British writer (born 1971)

Simon Lewis (born 1971) is a Welsh novelist and screenwriter, born in Newport, Monmouthshire, in 1971. He went to school in Monmouth, then studied Art and Art History at Goldsmiths College in London.
After graduation, he travelled extensively in Asia, before beginning work as a travel writer for Rough Guides publishing. He has since worked on five editions of the Rough Guide to China and is sole author of the Rough Guide to Shanghai and the Rough Guide to Beijing.

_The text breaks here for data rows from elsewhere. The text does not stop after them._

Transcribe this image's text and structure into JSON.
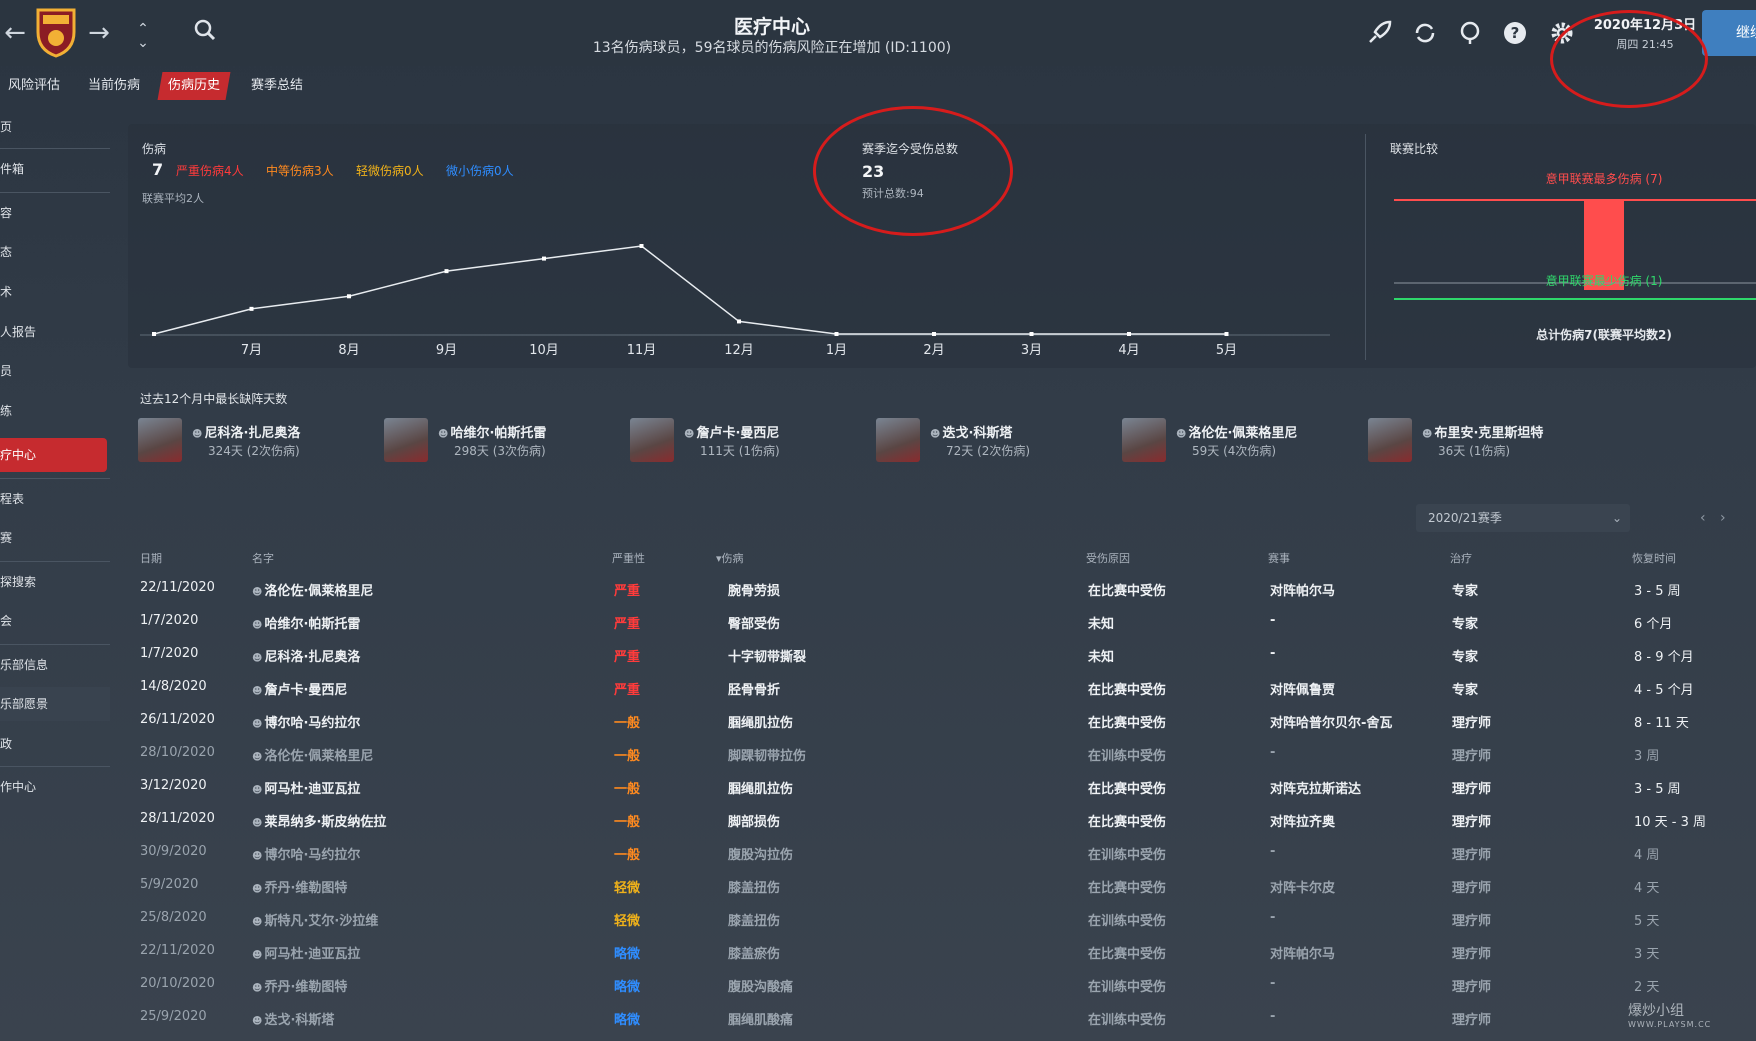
{
  "header": {
    "title": "医疗中心",
    "subtitle": "13名伤病球员，59名球员的伤病风险正在增加 (ID:1100)",
    "date": "2020年12月3日",
    "weekday_time": "周四 21:45",
    "continue_label": "继续"
  },
  "tabs": [
    {
      "label": "风险评估"
    },
    {
      "label": "当前伤病"
    },
    {
      "label": "伤病历史"
    },
    {
      "label": "赛季总结"
    }
  ],
  "sidebar": {
    "items": [
      {
        "label": "页"
      },
      {
        "label": "件箱"
      },
      {
        "label": "容"
      },
      {
        "label": "态"
      },
      {
        "label": "术"
      },
      {
        "label": "人报告"
      },
      {
        "label": "员"
      },
      {
        "label": "练"
      },
      {
        "label": "疗中心"
      },
      {
        "label": "程表"
      },
      {
        "label": "赛"
      },
      {
        "label": "探搜索"
      },
      {
        "label": "会"
      },
      {
        "label": "乐部信息"
      },
      {
        "label": "乐部愿景"
      },
      {
        "label": "政"
      },
      {
        "label": "作中心"
      }
    ]
  },
  "injuries": {
    "label": "伤病",
    "count": "7",
    "serious": "严重伤病4人",
    "medium": "中等伤病3人",
    "light": "轻微伤病0人",
    "minor": "微小伤病0人",
    "league_avg": "联赛平均2人"
  },
  "season_total": {
    "label": "赛季迄今受伤总数",
    "value": "23",
    "projected": "预计总数:94"
  },
  "league_compare": {
    "title": "联赛比较",
    "max_label": "意甲联赛最多伤病 (7)",
    "min_label": "意甲联赛最少伤病 (1)",
    "total_label": "总计伤病7(联赛平均数2)"
  },
  "chart_data": {
    "type": "line",
    "categories": [
      "7月",
      "8月",
      "9月",
      "10月",
      "11月",
      "12月",
      "1月",
      "2月",
      "3月",
      "4月",
      "5月"
    ],
    "series": [
      {
        "values": [
          0,
          2,
          3,
          5,
          6,
          7,
          1,
          0,
          0,
          0,
          0,
          0
        ]
      }
    ],
    "x_points": [
      "",
      "7月",
      "8月",
      "9月",
      "10月",
      "11月",
      "12月",
      "1月",
      "2月",
      "3月",
      "4月",
      "5月"
    ],
    "ylim": [
      0,
      7
    ],
    "grid": false
  },
  "absent": {
    "title": "过去12个月中最长缺阵天数",
    "players": [
      {
        "name": "尼科洛·扎尼奥洛",
        "days": "324天 (2次伤病)"
      },
      {
        "name": "哈维尔·帕斯托雷",
        "days": "298天 (3次伤病)"
      },
      {
        "name": "詹卢卡·曼西尼",
        "days": "111天 (1伤病)"
      },
      {
        "name": "迭戈·科斯塔",
        "days": "72天 (2次伤病)"
      },
      {
        "name": "洛伦佐·佩莱格里尼",
        "days": "59天 (4次伤病)"
      },
      {
        "name": "布里安·克里斯坦特",
        "days": "36天 (1伤病)"
      }
    ]
  },
  "season_select": {
    "value": "2020/21赛季"
  },
  "table": {
    "headers": {
      "date": "日期",
      "name": "名字",
      "severity": "严重性",
      "injury": "▾伤病",
      "cause": "受伤原因",
      "match": "赛事",
      "treatment": "治疗",
      "recovery": "恢复时间"
    },
    "rows": [
      {
        "date": "22/11/2020",
        "name": "洛伦佐·佩莱格里尼",
        "severity": "严重",
        "sev": "serious",
        "injury": "腕骨劳损",
        "cause": "在比赛中受伤",
        "match": "对阵帕尔马",
        "treatment": "专家",
        "recovery": "3 - 5 周",
        "dim": false
      },
      {
        "date": "1/7/2020",
        "name": "哈维尔·帕斯托雷",
        "severity": "严重",
        "sev": "serious",
        "injury": "臀部受伤",
        "cause": "未知",
        "match": "-",
        "treatment": "专家",
        "recovery": "6 个月",
        "dim": false
      },
      {
        "date": "1/7/2020",
        "name": "尼科洛·扎尼奥洛",
        "severity": "严重",
        "sev": "serious",
        "injury": "十字韧带撕裂",
        "cause": "未知",
        "match": "-",
        "treatment": "专家",
        "recovery": "8 - 9 个月",
        "dim": false
      },
      {
        "date": "14/8/2020",
        "name": "詹卢卡·曼西尼",
        "severity": "严重",
        "sev": "serious",
        "injury": "胫骨骨折",
        "cause": "在比赛中受伤",
        "match": "对阵佩鲁贾",
        "treatment": "专家",
        "recovery": "4 - 5 个月",
        "dim": false
      },
      {
        "date": "26/11/2020",
        "name": "博尔哈·马约拉尔",
        "severity": "一般",
        "sev": "medium",
        "injury": "腘绳肌拉伤",
        "cause": "在比赛中受伤",
        "match": "对阵哈普尔贝尔-舍瓦",
        "treatment": "理疗师",
        "recovery": "8 - 11 天",
        "dim": false
      },
      {
        "date": "28/10/2020",
        "name": "洛伦佐·佩莱格里尼",
        "severity": "一般",
        "sev": "medium",
        "injury": "脚踝韧带拉伤",
        "cause": "在训练中受伤",
        "match": "-",
        "treatment": "理疗师",
        "recovery": "3 周",
        "dim": true
      },
      {
        "date": "3/12/2020",
        "name": "阿马杜·迪亚瓦拉",
        "severity": "一般",
        "sev": "medium",
        "injury": "腘绳肌拉伤",
        "cause": "在比赛中受伤",
        "match": "对阵克拉斯诺达",
        "treatment": "理疗师",
        "recovery": "3 - 5 周",
        "dim": false
      },
      {
        "date": "28/11/2020",
        "name": "莱昂纳多·斯皮纳佐拉",
        "severity": "一般",
        "sev": "medium",
        "injury": "脚部损伤",
        "cause": "在比赛中受伤",
        "match": "对阵拉齐奥",
        "treatment": "理疗师",
        "recovery": "10 天 - 3 周",
        "dim": false
      },
      {
        "date": "30/9/2020",
        "name": "博尔哈·马约拉尔",
        "severity": "一般",
        "sev": "medium",
        "injury": "腹股沟拉伤",
        "cause": "在训练中受伤",
        "match": "-",
        "treatment": "理疗师",
        "recovery": "4 周",
        "dim": true
      },
      {
        "date": "5/9/2020",
        "name": "乔丹·维勒图特",
        "severity": "轻微",
        "sev": "light",
        "injury": "膝盖扭伤",
        "cause": "在比赛中受伤",
        "match": "对阵卡尔皮",
        "treatment": "理疗师",
        "recovery": "4 天",
        "dim": true
      },
      {
        "date": "25/8/2020",
        "name": "斯特凡·艾尔·沙拉维",
        "severity": "轻微",
        "sev": "light",
        "injury": "膝盖扭伤",
        "cause": "在训练中受伤",
        "match": "-",
        "treatment": "理疗师",
        "recovery": "5 天",
        "dim": true
      },
      {
        "date": "22/11/2020",
        "name": "阿马杜·迪亚瓦拉",
        "severity": "略微",
        "sev": "minor",
        "injury": "膝盖瘀伤",
        "cause": "在比赛中受伤",
        "match": "对阵帕尔马",
        "treatment": "理疗师",
        "recovery": "3 天",
        "dim": true
      },
      {
        "date": "20/10/2020",
        "name": "乔丹·维勒图特",
        "severity": "略微",
        "sev": "minor",
        "injury": "腹股沟酸痛",
        "cause": "在训练中受伤",
        "match": "-",
        "treatment": "理疗师",
        "recovery": "2 天",
        "dim": true
      },
      {
        "date": "25/9/2020",
        "name": "迭戈·科斯塔",
        "severity": "略微",
        "sev": "minor",
        "injury": "腘绳肌酸痛",
        "cause": "在训练中受伤",
        "match": "-",
        "treatment": "理疗师",
        "recovery": "",
        "dim": true
      }
    ]
  },
  "watermark": {
    "main": "爆炒小组",
    "sub": "WWW.PLAYSM.CC"
  },
  "colors": {
    "accent_red": "#c62b2f",
    "serious": "#ff3b3b",
    "medium": "#ff8a1f",
    "light": "#f0b21a",
    "minor": "#2f8dff",
    "league_min": "#2fd86b"
  }
}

His first novel, Go, a thriller about backpackers, was written in a village in the Himalayas. It was first published by small press Pulp Books in 1998, but, following favourable press, was picked up by Corgi (1999). It has since been translated into Swedish, German and Italian.

His second novel, Bad Traffic, is a crime thriller about people smugglers. It was published in 2008 by Sort of Books, and in 2009 by Scribner in the US. It has been translated into Swedish, German, Italian, French, Japanese and Turkish.

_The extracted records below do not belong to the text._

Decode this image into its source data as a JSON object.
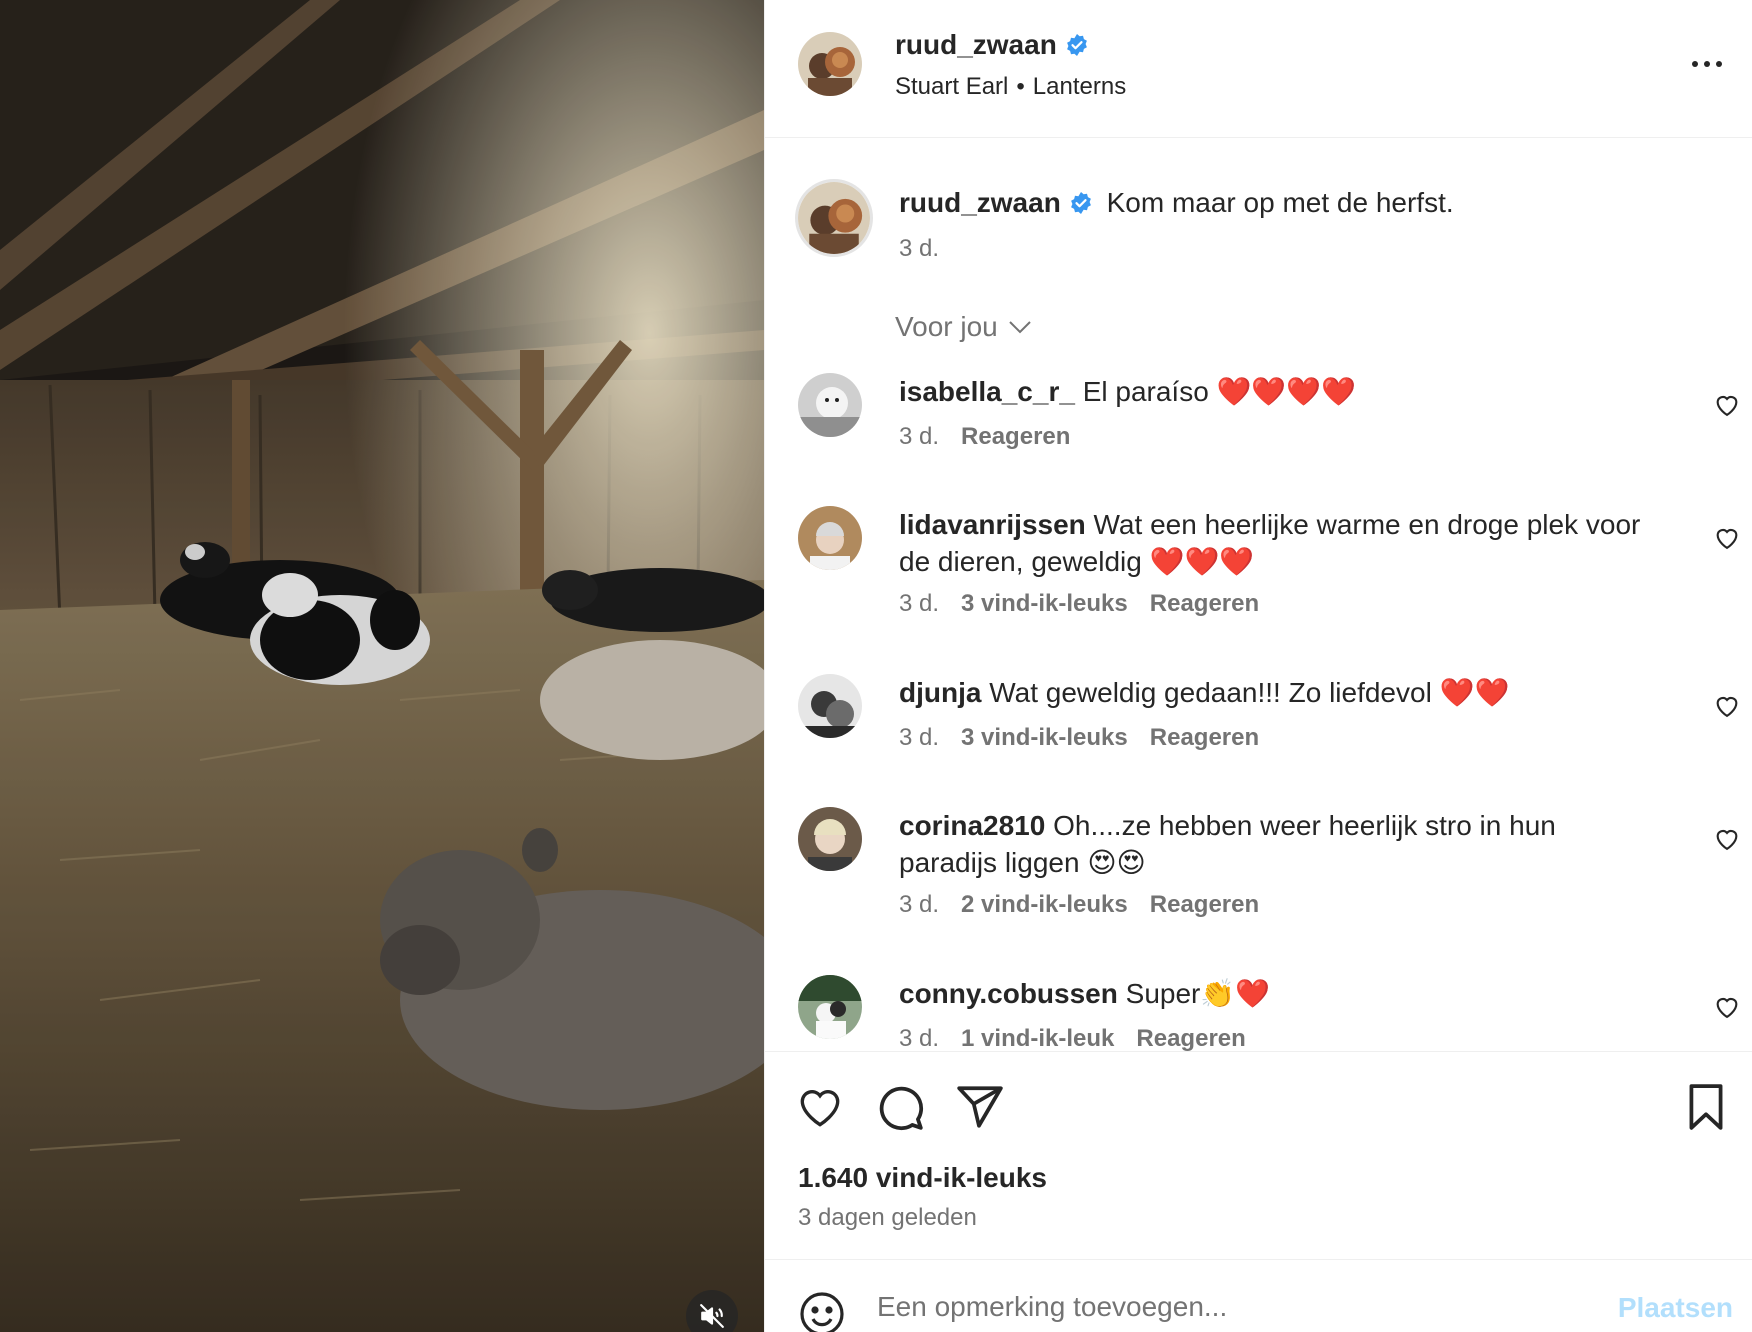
{
  "colors": {
    "verified": "#3897f0",
    "heart_red": "#e0243a",
    "link_disabled": "#b2dffc",
    "secondary_text": "#737373"
  },
  "media": {
    "icon": "speaker-muted-icon"
  },
  "header": {
    "username": "ruud_zwaan",
    "music_artist": "Stuart Earl",
    "separator": "•",
    "music_title": "Lanterns",
    "more_icon": "more-horizontal-icon"
  },
  "caption": {
    "username": "ruud_zwaan",
    "text": "Kom maar op met de herfst.",
    "time": "3 d."
  },
  "sort": {
    "label": "Voor jou"
  },
  "comments": [
    {
      "username": "isabella_c_r_",
      "text": "El paraíso",
      "emoji": "❤️❤️❤️❤️",
      "time": "3 d.",
      "likes": "",
      "reply": "Reageren"
    },
    {
      "username": "lidavanrijssen",
      "text": "Wat een heerlijke warme en droge plek voor de dieren, geweldig",
      "emoji": "❤️❤️❤️",
      "time": "3 d.",
      "likes": "3 vind-ik-leuks",
      "reply": "Reageren"
    },
    {
      "username": "djunja",
      "text": "Wat geweldig gedaan!!! Zo liefdevol",
      "emoji": "❤️❤️",
      "time": "3 d.",
      "likes": "3 vind-ik-leuks",
      "reply": "Reageren"
    },
    {
      "username": "corina2810",
      "text": "Oh....ze hebben weer heerlijk stro in hun paradijs liggen",
      "emoji": "😍😍",
      "time": "3 d.",
      "likes": "2 vind-ik-leuks",
      "reply": "Reageren"
    },
    {
      "username": "conny.cobussen",
      "text": "Super",
      "emoji": "👏❤️",
      "time": "3 d.",
      "likes": "1 vind-ik-leuk",
      "reply": "Reageren"
    }
  ],
  "actions": {
    "likes": "1.640 vind-ik-leuks",
    "posted": "3 dagen geleden"
  },
  "add_comment": {
    "placeholder": "Een opmerking toevoegen...",
    "post_label": "Plaatsen"
  }
}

Simon was selected as one of 21 "writers to watch" at the 2008 the Guardian Hay Festival.

==Bibliography==
===Fiction===
- Bad Traffic, published by Scribner (1998). ISBN 978-1-4165-9604-2
- Go, published by Corgi (2008). ISBN 0-552-14717-6
- Border Run (2012). ISBN 978-0-9563086-5-8

===Short story===
- All Hail the New Puritans, a collection of stories edited by Nicholas Blincoe and Matt Thorne, published by Fourth Estate, ISBN 978-1-84115-349-0
- Fortune Hotel, a collection of stories edited by Sarah Champion, published by Penguin Fiction, ISBN 0-14-028108-8
Screen
- The Anomaly
- Jet Trash
- Tiger House
- Four Kids and It

==Awards and nominations==
- Bad Traffic (Trafic Sordide) has been shortlisted for the Villeneuve les Avignon festival of crime fiction.
- Bad Traffic (Trafic Sordide) was shortlisted for the Prix SNCF du Polar.
- Bad Traffic was shortlisted for the 2008 Los Angeles Times Book Prize (mystery/thriller section)
- Bad Traffic featured in the 2009 world book day "Spread the Word" promotion.
- Bradt Travel Guides travel writing competition finalist in 2006.